Rate constant for a chemical reaction taking place at 500 K is expressed as `k=A*e^(-1000)`. The activation energy of the reaction is `yxx 10^(6)"cal mol"^(-1)`. y is ______. `[R=2"cal mol"^(-1)K^(-1)]`

To solve the problem, we need to find the value of \( y \) in the expression for activation energy given as \( y \times 10^6 \) cal/mol.
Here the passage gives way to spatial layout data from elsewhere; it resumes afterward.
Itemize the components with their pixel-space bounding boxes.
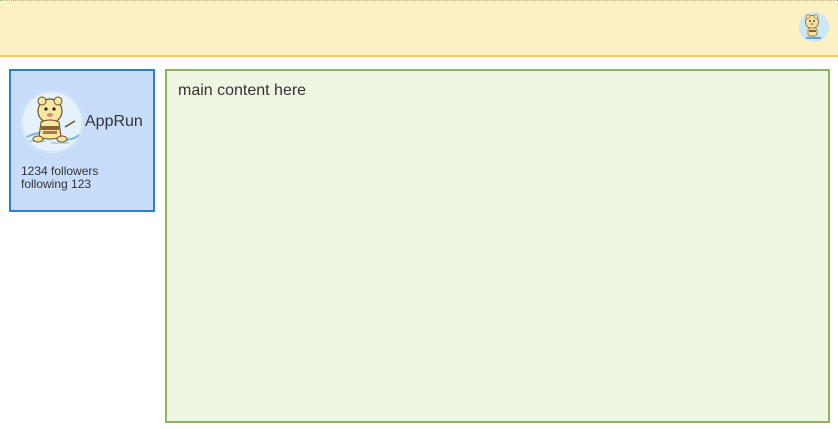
profile-stats: 1234 followers following 123 [21,165,98,191]
main-content-panel: main content here [165,69,830,423]
main-content-text: main content here [178,82,307,99]
profile-header: AppRun [21,91,143,153]
profile-card: AppRun 1234 followers following 123 [9,69,155,212]
profile-name: AppRun [85,113,143,130]
profile-avatar-icon[interactable] [21,91,83,153]
header-avatar-icon[interactable] [799,12,829,42]
following-count: following 123 [21,177,92,191]
app-root: AppRun 1234 followers following 123 main… [0,0,838,429]
top-header [0,0,838,57]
We will use the Arrhenius equation to relate the rate constant \( k \) to the activation energy \( E_a \). ### Step-by-Step Solution: 1. **Understand the Given Information:** - The rate constant \( k \) is expressed as: \[ k = A e^{-1000} \] - The activation energy \( E_a \) is given as: \[ E_a = y \times 10^6 \text{ cal/mol} \] - The gas constant \( R \) is: \[ R = 2 \text{ cal mol}^{-1} \text{ K}^{-1} \] - The temperature \( T \) is: \[ T = 500 \text{ K} \] 2. **Use the Arrhenius Equation:** The Arrhenius equation relates the rate constant \( k \) to the activation energy \( E_a \): \[ k = A e^{-\frac{E_a}{RT}} \] By comparing the two expressions for \( k \), we have: \[ e^{-1000} = e^{-\frac{E_a}{RT}} \] 3. **Equate the Exponents:** Since the bases are the same, we can equate the exponents: \[ -1000 = -\frac{E_a}{RT} \] This simplifies to: \[ 1000 = \frac{E_a}{RT} \] 4. **Solve for Activation Energy \( E_a \):** Rearranging gives: \[ E_a = 1000 \times RT \] Now substitute the values of \( R \) and \( T \): \[ E_a = 1000 \times (2 \text{ cal mol}^{-1} \text{ K}^{-1}) \times (500 \text{ K}) \] 5. **Calculate \( E_a \):** \[ E_a = 1000 \times 2 \times 500 = 1000 \times 1000 = 10^6 \text{ cal/mol} \] 6. **Compare with Given Expression:** We have found that: \[ E_a = 10^6 \text{ cal/mol} \] This can be expressed as: \[ E_a = 1 \times 10^6 \text{ cal/mol} \] Therefore, comparing with \( E_a = y \times 10^6 \text{ cal/mol} \), we find: \[ y = 1 \] ### Final Answer: The value of \( y \) is \( 1 \).